NATO tatbikatında gündeme gelen akıl almaz küstahlığın, Türkiye
Cumhuriyeti'nin kurucusu Atatürk ve Cumhurbaşkanımız Recep Tayyip
Erdoğan'a yönelik saygısızlığın kodlarını, NATO yetkilileri ne
kadar özür dileyip, mahcup kalsalar da, iyi okumamız gerekiyor.
65 yıldır NATO güney ve doğu kanadını koruyan, bugün refah içinde
yüzen Avrupa için Sovyet tehdidini en önce göğüslemiş olan Türkiye,
1954'te 6224 sayılı Yabancı Sermaye Teşvik Kanunu gibi hayli
iddialı bir doğrudan yatırım teşvik düzenlemesine rağmen, kanunun
ilk 26 yıl sadece toplamda 200 milyon dolar doğrudan yatırım
çekebildi.
1980'den itibaren Sovyet tehdidi zayıflayınca, sonraki 26 yılda, 54
milyar dolar doğrudan yabancı sermaye yatırımı çekti. Türk Silahlı
Kuvvetleri gibi, Kore'den Afganistan'a, askeri operasyonlara insani
yardımları da taşımış; gittiği her ülkede saygıyla karşılanan bir
ülkenin kurucusuna ve Cumhurbaşkamıza küstahlık açıkça Milli
Egemenliğimize dil uzatılmasıdır.
Çünkü 2019'da geçiş sürecini tamamlayacağımız Cumhurbaşkanlığı
Hükümet Sistemi ve siyasi ağırlığı güçlendirilmiş parlamento ile,
Türkiye siyaset ve kamu idaresi alanında öyle bir anlayış, zihin
değişikliği gerçekleştirecek ki, Milli İrade ve Milli Egemenliğin
perçinlediği, halkımızın yönetimde, siyasette, yargıda doğrudan ve
seçtikleri ile kuvvetler ayrılığının her alanında varlığını
göstereceği, Türkiye'yi Avrasya'da daha da güçlü kılacak bir
yönetim modeli değişikliğini tamamlamış olacak.
190 milyar dolar sanayi ve 400 milyar dolar hizmet sektörü
üretimiyle, Avrasya'nın gerçek manada üretim merkezi olan
Türkiye'nin 2019'da başarıyla tamamlayacağı zihinsel ve yönetsel
model değişikliği, Türkiye Ekonomisi'ni 2023'te 1 ile 1.2 trilyon
dolar, 2030'da ise 1.7 ile 2 trilyon dolar arasında bir eşiğe
taşıyacak.
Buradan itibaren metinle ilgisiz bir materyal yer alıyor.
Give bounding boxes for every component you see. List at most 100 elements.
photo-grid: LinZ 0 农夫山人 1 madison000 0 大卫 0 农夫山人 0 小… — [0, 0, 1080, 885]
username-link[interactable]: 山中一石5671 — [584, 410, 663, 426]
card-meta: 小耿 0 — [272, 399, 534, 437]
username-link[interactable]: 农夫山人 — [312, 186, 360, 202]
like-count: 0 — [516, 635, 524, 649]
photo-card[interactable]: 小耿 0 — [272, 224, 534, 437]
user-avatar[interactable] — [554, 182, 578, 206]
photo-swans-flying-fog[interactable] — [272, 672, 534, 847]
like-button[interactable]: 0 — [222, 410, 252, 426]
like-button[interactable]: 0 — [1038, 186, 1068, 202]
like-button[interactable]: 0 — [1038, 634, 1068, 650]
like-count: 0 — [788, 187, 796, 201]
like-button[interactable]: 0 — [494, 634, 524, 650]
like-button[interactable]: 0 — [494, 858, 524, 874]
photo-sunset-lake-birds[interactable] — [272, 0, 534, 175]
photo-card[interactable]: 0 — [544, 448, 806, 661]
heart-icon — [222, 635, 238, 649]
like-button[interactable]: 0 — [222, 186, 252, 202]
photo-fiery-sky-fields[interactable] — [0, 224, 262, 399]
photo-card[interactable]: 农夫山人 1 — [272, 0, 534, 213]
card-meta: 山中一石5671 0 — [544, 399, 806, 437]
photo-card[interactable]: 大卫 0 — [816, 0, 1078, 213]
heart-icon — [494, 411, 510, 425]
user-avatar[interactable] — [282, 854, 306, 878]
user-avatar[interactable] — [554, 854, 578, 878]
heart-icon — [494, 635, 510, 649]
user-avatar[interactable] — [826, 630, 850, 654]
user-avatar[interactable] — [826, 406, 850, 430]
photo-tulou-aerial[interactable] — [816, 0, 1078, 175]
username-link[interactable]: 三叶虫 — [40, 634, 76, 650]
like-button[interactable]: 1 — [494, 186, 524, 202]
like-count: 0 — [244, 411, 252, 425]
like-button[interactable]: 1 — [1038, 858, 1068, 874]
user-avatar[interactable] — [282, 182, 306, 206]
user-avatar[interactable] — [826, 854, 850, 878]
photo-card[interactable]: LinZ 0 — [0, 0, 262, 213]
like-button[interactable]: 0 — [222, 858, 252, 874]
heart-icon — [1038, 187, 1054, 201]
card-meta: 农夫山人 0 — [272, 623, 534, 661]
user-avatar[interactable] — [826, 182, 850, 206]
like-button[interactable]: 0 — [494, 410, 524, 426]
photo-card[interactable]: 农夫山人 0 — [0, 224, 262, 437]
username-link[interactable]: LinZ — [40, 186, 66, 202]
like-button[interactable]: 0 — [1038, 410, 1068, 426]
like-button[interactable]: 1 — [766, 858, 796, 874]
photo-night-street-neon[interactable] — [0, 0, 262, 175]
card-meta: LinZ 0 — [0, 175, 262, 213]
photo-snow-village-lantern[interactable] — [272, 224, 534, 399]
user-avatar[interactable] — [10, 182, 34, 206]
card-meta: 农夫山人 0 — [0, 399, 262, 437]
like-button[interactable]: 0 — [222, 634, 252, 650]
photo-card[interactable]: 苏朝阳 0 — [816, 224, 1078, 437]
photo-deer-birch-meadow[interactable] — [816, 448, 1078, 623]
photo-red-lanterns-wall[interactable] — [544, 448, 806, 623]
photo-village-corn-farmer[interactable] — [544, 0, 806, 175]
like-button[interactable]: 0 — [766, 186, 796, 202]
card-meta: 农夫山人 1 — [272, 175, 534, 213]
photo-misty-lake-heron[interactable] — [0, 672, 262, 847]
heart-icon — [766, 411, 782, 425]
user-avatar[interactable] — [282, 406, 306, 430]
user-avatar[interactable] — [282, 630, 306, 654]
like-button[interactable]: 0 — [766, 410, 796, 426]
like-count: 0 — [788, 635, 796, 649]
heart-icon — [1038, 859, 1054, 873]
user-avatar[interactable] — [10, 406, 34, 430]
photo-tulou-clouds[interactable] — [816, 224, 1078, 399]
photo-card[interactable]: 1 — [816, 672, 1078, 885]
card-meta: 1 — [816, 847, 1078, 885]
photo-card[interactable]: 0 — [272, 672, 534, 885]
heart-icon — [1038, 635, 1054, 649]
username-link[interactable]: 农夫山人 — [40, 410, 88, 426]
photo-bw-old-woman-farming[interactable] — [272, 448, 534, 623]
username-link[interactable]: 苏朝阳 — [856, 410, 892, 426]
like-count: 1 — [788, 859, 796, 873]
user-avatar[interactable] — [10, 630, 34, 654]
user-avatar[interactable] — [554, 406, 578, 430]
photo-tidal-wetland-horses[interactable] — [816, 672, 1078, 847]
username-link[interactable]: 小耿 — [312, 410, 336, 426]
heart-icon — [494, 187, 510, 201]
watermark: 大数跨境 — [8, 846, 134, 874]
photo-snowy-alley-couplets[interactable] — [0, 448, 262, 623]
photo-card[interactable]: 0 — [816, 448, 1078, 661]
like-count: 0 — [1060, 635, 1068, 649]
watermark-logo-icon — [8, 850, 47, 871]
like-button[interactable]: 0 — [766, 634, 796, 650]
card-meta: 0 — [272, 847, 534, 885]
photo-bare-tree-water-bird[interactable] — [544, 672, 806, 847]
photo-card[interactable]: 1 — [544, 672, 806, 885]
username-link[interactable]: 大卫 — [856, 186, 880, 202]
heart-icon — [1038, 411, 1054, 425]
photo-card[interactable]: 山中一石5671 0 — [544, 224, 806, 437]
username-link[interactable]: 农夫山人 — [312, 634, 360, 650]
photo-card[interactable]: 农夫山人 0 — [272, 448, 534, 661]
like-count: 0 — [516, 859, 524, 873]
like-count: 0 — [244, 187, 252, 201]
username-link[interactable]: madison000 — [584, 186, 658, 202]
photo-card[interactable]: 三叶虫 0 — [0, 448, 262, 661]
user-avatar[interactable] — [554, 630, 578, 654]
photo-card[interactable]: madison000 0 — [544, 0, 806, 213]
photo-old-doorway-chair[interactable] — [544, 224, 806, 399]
Türkiye'nin ulaşacağı ekonomik ve siyasi güç, dünyanın
her noktasında mazlumların sesi ve yüreği olma becerimizi daha da
perçinleyecek.
Devleti yeniden kurgulamak, ekonomik ve siyasi özgüvenimizi
derinleştirmek adına pek çok teknik ve siyasi uyum yasa düzenlemesi
gerçekleştireceğimiz, daha da güçlendirilmiş bir demokrasiye
geçimizi hızlandıracak reform sürecine odaklanmayalım diye,
kreditokrasi, 'faiz lobisi', elindeki tüm küresel piyasa ve medya
imkânlarını kullanarak saldırıya geçmiş durumda. 'Döviz
kurları-faiz' sarmalı üzerinden yürütülen bu operasyona prim
vermeyelim. Psikolojik üstünlüğümüz ve Cumhurbaşkanı Erdoğan'ın
iradesi ve kararlılığı ile 17-25 Aralık'ta, 15 Temmuz'da, siyaset
ve hukuk savaşında yendiğimiz küresel odaklara, 'ekonomi savaşı'nda
yenilmeyelim.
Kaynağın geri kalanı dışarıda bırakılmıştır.